Friday, June 19, 2009

ROI under scanner

Now lets assume that you have somehow reached a consensus and have finalized your business metric. Good now start tracking it. But as soon as you start getting the data, you realize that you are getting traffic from different sources. The money spent on each of the source is different and the tracked metric has a different value. In other words, each source has a different ROI.

The next buzzword is "optimization". You want to optimize the money spent on advertising and increase your ROI. For this you need to stop going to some sources and promote other sources till they saturate, but the problem is to know where to draw the line. What is the ROI, below which you don't want to advertise and above which you want to promote?

It is a general practice to use average as the beacon below which you press the panic button. Several businesses use average as the sacred no. below which to demote and above which to promote. But is average really a good number? Let me use an adage, I heard from a statistics professor of mine - "Average is a bad thing, remember the guy who drowned in a river that on average was only 4 feet deep."

The point is that average can be skewed BIG TIME due to outliers. Lets take an example. If you are riding a bus with commoners, the average of the bus passengers could be a few thousand Rs. a month but if at the next stop, the Ambani Duo board the bus for some unexplained reason, the average salary of the bus passengers can go through the roof. This is because the 2 newcomers earn more than few crores every month. These passengers are considered outliers and they skew the averages from 1000's to 100000's.

A better option is to keep an eye on the median, mode and average before deciding where to draw the line. You can also use frequency table in case you are stats savvy and that will give you a much better perspective.

Monday, June 1, 2009

Marketing Mirage

Marketing is a very interesting domain. You know, you hardly ever get the credit for what you achieve but you get loads of s*** when things go wrong even without your help. ;-)

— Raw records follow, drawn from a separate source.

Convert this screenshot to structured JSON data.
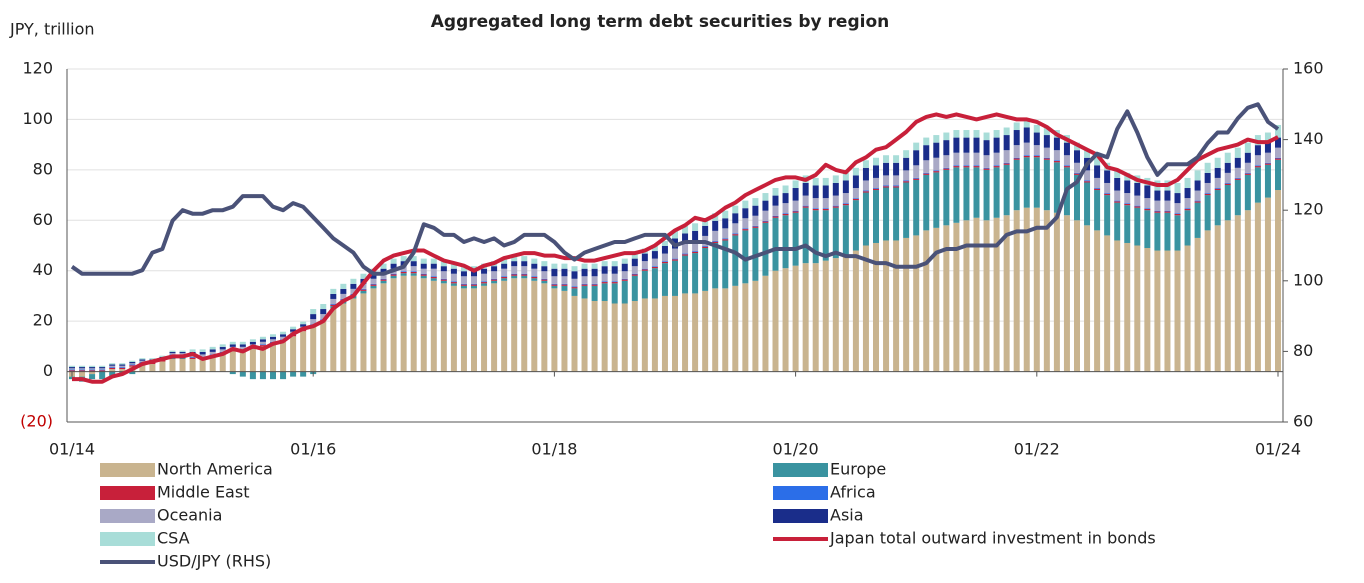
{
  "chart_data": {
    "type": "stacked-bar-line",
    "title": "Aggregated long term debt securities by region",
    "y_axis_label": "JPY, trillion",
    "categories": [
      "01/14",
      null,
      null,
      null,
      null,
      null,
      null,
      null,
      null,
      null,
      null,
      null,
      null,
      null,
      null,
      null,
      null,
      null,
      null,
      null,
      null,
      null,
      null,
      null,
      "01/16",
      null,
      null,
      null,
      null,
      null,
      null,
      null,
      null,
      null,
      null,
      null,
      null,
      null,
      null,
      null,
      null,
      null,
      null,
      null,
      null,
      null,
      null,
      null,
      "01/18",
      null,
      null,
      null,
      null,
      null,
      null,
      null,
      null,
      null,
      null,
      null,
      null,
      null,
      null,
      null,
      null,
      null,
      null,
      null,
      null,
      null,
      null,
      null,
      "01/20",
      null,
      null,
      null,
      null,
      null,
      null,
      null,
      null,
      null,
      null,
      null,
      null,
      null,
      null,
      null,
      null,
      null,
      null,
      null,
      null,
      null,
      null,
      null,
      "01/22",
      null,
      null,
      null,
      null,
      null,
      null,
      null,
      null,
      null,
      null,
      null,
      null,
      null,
      null,
      null,
      null,
      null,
      null,
      null,
      null,
      null,
      null,
      null,
      "01/24"
    ],
    "ylim": [
      -20,
      120
    ],
    "yticks": [
      {
        "value": -20,
        "label": "(20)"
      },
      0,
      20,
      40,
      60,
      80,
      100,
      120
    ],
    "negative_label_color": "#c00000",
    "y2lim": [
      60,
      160
    ],
    "y2ticks": [
      60,
      80,
      100,
      120,
      140,
      160
    ],
    "grid": true,
    "series": [
      {
        "name": "North America",
        "kind": "bar",
        "color": "#c9b48f",
        "values": [
          -2,
          -2,
          -1,
          0,
          1,
          1,
          2,
          3,
          3,
          4,
          5,
          5,
          5,
          5,
          6,
          7,
          8,
          8,
          9,
          10,
          11,
          12,
          14,
          16,
          18,
          20,
          25,
          27,
          29,
          31,
          33,
          35,
          37,
          38,
          38,
          37,
          36,
          35,
          34,
          33,
          33,
          34,
          35,
          36,
          37,
          37,
          36,
          35,
          33,
          32,
          30,
          29,
          28,
          28,
          27,
          27,
          28,
          29,
          29,
          30,
          30,
          31,
          31,
          32,
          33,
          33,
          34,
          35,
          36,
          38,
          40,
          41,
          42,
          43,
          43,
          44,
          45,
          46,
          48,
          50,
          51,
          52,
          52,
          53,
          54,
          56,
          57,
          58,
          59,
          60,
          61,
          60,
          61,
          62,
          64,
          65,
          65,
          64,
          63,
          62,
          60,
          58,
          56,
          54,
          52,
          51,
          50,
          49,
          48,
          48,
          48,
          50,
          53,
          56,
          58,
          60,
          62,
          64,
          67,
          69,
          72
        ]
      },
      {
        "name": "Europe",
        "kind": "bar",
        "color": "#3a93a0",
        "values": [
          -1,
          -2,
          -2,
          -3,
          -2,
          -1,
          -1,
          0,
          0,
          0,
          1,
          1,
          0,
          0,
          0,
          0,
          -1,
          -2,
          -3,
          -3,
          -3,
          -3,
          -2,
          -2,
          -1,
          0,
          1,
          1,
          1,
          1,
          1,
          1,
          1,
          1,
          1,
          1,
          1,
          1,
          1,
          1,
          1,
          1,
          1,
          1,
          1,
          1,
          1,
          1,
          1,
          2,
          3,
          5,
          6,
          7,
          8,
          9,
          10,
          11,
          12,
          13,
          14,
          15,
          16,
          17,
          18,
          19,
          20,
          21,
          21,
          21,
          21,
          21,
          21,
          22,
          21,
          20,
          20,
          20,
          20,
          21,
          21,
          21,
          21,
          22,
          22,
          22,
          22,
          22,
          22,
          21,
          20,
          20,
          20,
          20,
          20,
          20,
          20,
          20,
          20,
          19,
          18,
          17,
          16,
          16,
          15,
          15,
          15,
          15,
          15,
          15,
          14,
          14,
          14,
          14,
          14,
          14,
          14,
          14,
          14,
          13,
          12
        ]
      },
      {
        "name": "Middle East",
        "kind": "bar",
        "color": "#c8203a",
        "values": [
          0.5,
          0.5,
          0.5,
          0.5,
          0.5,
          0.5,
          0.5,
          0.5,
          0.5,
          0.5,
          0.5,
          0.5,
          0.5,
          0.5,
          0.5,
          0.5,
          0.5,
          0.5,
          0.5,
          0.5,
          0.5,
          0.5,
          0.5,
          0.5,
          0.5,
          0.5,
          0.5,
          0.5,
          0.5,
          0.5,
          0.5,
          0.5,
          0.5,
          0.5,
          0.5,
          0.5,
          0.5,
          0.5,
          0.5,
          0.5,
          0.5,
          0.5,
          0.5,
          0.5,
          0.5,
          0.5,
          0.5,
          0.5,
          0.5,
          0.5,
          0.5,
          0.5,
          0.5,
          0.5,
          0.5,
          0.5,
          0.5,
          0.5,
          0.5,
          0.5,
          0.5,
          0.5,
          0.5,
          0.5,
          0.5,
          0.5,
          0.5,
          0.5,
          0.5,
          0.5,
          0.5,
          0.5,
          0.5,
          0.5,
          0.5,
          0.5,
          0.5,
          0.5,
          0.5,
          0.5,
          0.5,
          0.5,
          0.5,
          0.5,
          0.5,
          0.5,
          0.5,
          0.5,
          0.5,
          0.5,
          0.5,
          0.5,
          0.5,
          0.5,
          0.5,
          0.5,
          0.5,
          0.5,
          0.5,
          0.5,
          0.5,
          0.5,
          0.5,
          0.5,
          0.5,
          0.5,
          0.5,
          0.5,
          0.5,
          0.5,
          0.5,
          0.5,
          0.5,
          0.5,
          0.5,
          0.5,
          0.5,
          0.5,
          0.5,
          0.5,
          0.5
        ]
      },
      {
        "name": "Africa",
        "kind": "bar",
        "color": "#2b6ee8",
        "values": [
          0.3,
          0.3,
          0.3,
          0.3,
          0.3,
          0.3,
          0.3,
          0.3,
          0.3,
          0.3,
          0.3,
          0.3,
          0.3,
          0.3,
          0.3,
          0.3,
          0.3,
          0.3,
          0.3,
          0.3,
          0.3,
          0.3,
          0.3,
          0.3,
          0.3,
          0.3,
          0.3,
          0.3,
          0.3,
          0.3,
          0.3,
          0.3,
          0.3,
          0.3,
          0.3,
          0.3,
          0.3,
          0.3,
          0.3,
          0.3,
          0.3,
          0.3,
          0.3,
          0.3,
          0.3,
          0.3,
          0.3,
          0.3,
          0.3,
          0.3,
          0.3,
          0.3,
          0.3,
          0.3,
          0.3,
          0.3,
          0.3,
          0.3,
          0.3,
          0.3,
          0.3,
          0.3,
          0.3,
          0.3,
          0.3,
          0.3,
          0.3,
          0.3,
          0.3,
          0.3,
          0.3,
          0.3,
          0.3,
          0.3,
          0.3,
          0.3,
          0.3,
          0.3,
          0.3,
          0.3,
          0.3,
          0.3,
          0.3,
          0.3,
          0.3,
          0.3,
          0.3,
          0.3,
          0.3,
          0.3,
          0.3,
          0.3,
          0.3,
          0.3,
          0.3,
          0.3,
          0.3,
          0.3,
          0.3,
          0.3,
          0.3,
          0.3,
          0.3,
          0.3,
          0.3,
          0.3,
          0.3,
          0.3,
          0.3,
          0.3,
          0.3,
          0.3,
          0.3,
          0.3,
          0.3,
          0.3,
          0.3,
          0.3,
          0.3,
          0.3,
          0.3
        ]
      },
      {
        "name": "Oceania",
        "kind": "bar",
        "color": "#a9a9c6",
        "values": [
          0.5,
          0.5,
          0.5,
          0.5,
          0.5,
          0.5,
          0.5,
          0.5,
          0.5,
          0.5,
          0.5,
          0.5,
          1,
          1,
          1,
          1,
          1,
          1,
          1,
          1,
          1,
          1,
          1,
          1,
          2,
          2,
          2,
          2,
          2,
          2,
          2,
          2,
          2,
          2,
          2,
          2,
          3,
          3,
          3,
          3,
          3,
          3,
          3,
          3,
          3,
          3,
          3,
          3,
          3,
          3,
          3,
          3,
          3,
          3,
          3,
          3,
          3,
          3,
          3,
          3,
          4,
          4,
          4,
          4,
          4,
          4,
          4,
          4,
          4,
          4,
          4,
          4,
          4,
          4,
          4,
          4,
          4,
          4,
          4,
          4,
          4,
          4,
          4,
          4,
          5,
          5,
          5,
          5,
          5,
          5,
          5,
          5,
          5,
          5,
          5,
          5,
          4,
          4,
          4,
          4,
          4,
          4,
          4,
          4,
          4,
          4,
          4,
          4,
          4,
          4,
          4,
          4,
          4,
          4,
          4,
          4,
          4,
          4,
          4,
          4,
          4
        ]
      },
      {
        "name": "Asia",
        "kind": "bar",
        "color": "#1a2d8a",
        "values": [
          0.5,
          0.5,
          0.5,
          0.5,
          0.5,
          0.5,
          0.5,
          0.5,
          0.5,
          0.5,
          0.5,
          0.5,
          1,
          1,
          1,
          1,
          1,
          1,
          1,
          1,
          1,
          1,
          1,
          1,
          2,
          2,
          2,
          2,
          2,
          2,
          2,
          2,
          2,
          2,
          2,
          2,
          2,
          2,
          2,
          2,
          2,
          2,
          2,
          2,
          2,
          2,
          2,
          2,
          3,
          3,
          3,
          3,
          3,
          3,
          3,
          3,
          3,
          3,
          3,
          3,
          4,
          4,
          4,
          4,
          4,
          4,
          4,
          4,
          4,
          4,
          4,
          4,
          5,
          5,
          5,
          5,
          5,
          5,
          5,
          5,
          5,
          5,
          5,
          5,
          6,
          6,
          6,
          6,
          6,
          6,
          6,
          6,
          6,
          6,
          6,
          6,
          5,
          5,
          5,
          5,
          5,
          5,
          5,
          5,
          5,
          5,
          5,
          5,
          4,
          4,
          4,
          4,
          4,
          4,
          4,
          4,
          4,
          4,
          4,
          4,
          4
        ]
      },
      {
        "name": "CSA",
        "kind": "bar",
        "color": "#a8ddd8",
        "values": [
          0.5,
          0.5,
          0.5,
          0.5,
          0.5,
          0.5,
          0.5,
          0.5,
          0.5,
          0.5,
          0.5,
          0.5,
          1,
          1,
          1,
          1,
          1,
          1,
          1,
          1,
          1,
          1,
          1,
          1,
          2,
          2,
          2,
          2,
          2,
          2,
          2,
          2,
          2,
          2,
          2,
          2,
          2,
          2,
          2,
          2,
          2,
          2,
          2,
          2,
          2,
          2,
          2,
          2,
          2,
          2,
          2,
          2,
          2,
          2,
          2,
          2,
          2,
          2,
          2,
          2,
          3,
          3,
          3,
          3,
          3,
          3,
          3,
          3,
          3,
          3,
          3,
          3,
          3,
          3,
          3,
          3,
          3,
          3,
          3,
          3,
          3,
          3,
          3,
          3,
          3,
          3,
          3,
          3,
          3,
          3,
          3,
          3,
          3,
          3,
          3,
          3,
          3,
          3,
          3,
          3,
          3,
          3,
          3,
          3,
          3,
          3,
          3,
          3,
          4,
          4,
          4,
          4,
          4,
          4,
          4,
          4,
          4,
          4,
          4,
          4,
          5
        ]
      },
      {
        "name": "Japan total outward investment in bonds",
        "kind": "line",
        "color": "#c8203a",
        "values": [
          -3,
          -3,
          -4,
          -4,
          -2,
          -1,
          1,
          3,
          4,
          5,
          6,
          6,
          7,
          5,
          6,
          7,
          9,
          8,
          10,
          9,
          11,
          12,
          15,
          17,
          18,
          20,
          25,
          28,
          30,
          35,
          40,
          44,
          46,
          47,
          48,
          48,
          46,
          44,
          43,
          42,
          40,
          42,
          43,
          45,
          46,
          47,
          47,
          46,
          46,
          45,
          45,
          44,
          44,
          45,
          46,
          47,
          47,
          48,
          50,
          53,
          56,
          58,
          61,
          60,
          62,
          65,
          67,
          70,
          72,
          74,
          76,
          77,
          77,
          76,
          78,
          82,
          80,
          79,
          83,
          85,
          88,
          89,
          92,
          95,
          99,
          101,
          102,
          101,
          102,
          101,
          100,
          101,
          102,
          101,
          100,
          100,
          99,
          97,
          94,
          92,
          90,
          88,
          86,
          81,
          80,
          78,
          76,
          75,
          74,
          74,
          76,
          80,
          84,
          86,
          88,
          89,
          90,
          92,
          91,
          91,
          93
        ]
      },
      {
        "name": "USD/JPY (RHS)",
        "kind": "line",
        "axis": "y2",
        "color": "#4a5278",
        "values": [
          104,
          102,
          102,
          102,
          102,
          102,
          102,
          103,
          108,
          109,
          117,
          120,
          119,
          119,
          120,
          120,
          121,
          124,
          124,
          124,
          121,
          120,
          122,
          121,
          118,
          115,
          112,
          110,
          108,
          104,
          102,
          102,
          103,
          104,
          108,
          116,
          115,
          113,
          113,
          111,
          112,
          111,
          112,
          110,
          111,
          113,
          113,
          113,
          111,
          108,
          106,
          108,
          109,
          110,
          111,
          111,
          112,
          113,
          113,
          113,
          110,
          111,
          111,
          111,
          110,
          109,
          108,
          106,
          107,
          108,
          109,
          109,
          109,
          110,
          108,
          107,
          108,
          107,
          107,
          106,
          105,
          105,
          104,
          104,
          104,
          105,
          108,
          109,
          109,
          110,
          110,
          110,
          110,
          113,
          114,
          114,
          115,
          115,
          118,
          126,
          128,
          133,
          136,
          135,
          143,
          148,
          142,
          135,
          130,
          133,
          133,
          133,
          135,
          139,
          142,
          142,
          146,
          149,
          150,
          145,
          143
        ]
      }
    ]
  }
}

Presently my main focus is online marketing and I am glad that it offers quick analysis of achievement or performance improvement. But with experience and after several discussions, I have come to realize that the metric on which efficacy of online advertising should measured is elusive and always under argument.

Lets see, if we have a site that sells sports equipment, should the online adv. be measured on the traffic coming to the site or on leads generated through online adv. or on the online sales through traffic source. This is a case where you can atleast target a particular segment and maybe show your ads to relevant clients.

First, suppose I choose traffic to the site as the metric, then problem could be that the SEM manager starts driving irrelevant traffic to the site and the overall sales remain stagnant but the cost of marketing goes up. ---> ROI moves down, so not a good metric.
* traffic to site could be a good metric for SEO campaigns but not SEM campaigns

Now lets select leads generated as the metric. This means that no. of forms filled on site through online traffic is the new metric. This metric could be a good metric if your conversion rate of leads is stable and not very random. But this requires cooperation from marketing, design and tech teams as various forms in different colors, formats, position and length have to be tried on before settling for the best.
---> ROI might move up inc ase of stable conv. rate, could be good metric.

Now consider the online sales as the metric. This is the best metric business wise, but could be difficult to target. You need to bring in people who will buy from your store. How do you target them? You can use SEM account to get you focused traffic but the intention to buy is not conveyed in the searches. This only gives a vague parameter on which to improve performance.
---> could be a great metric, but difficult to employ and optimize.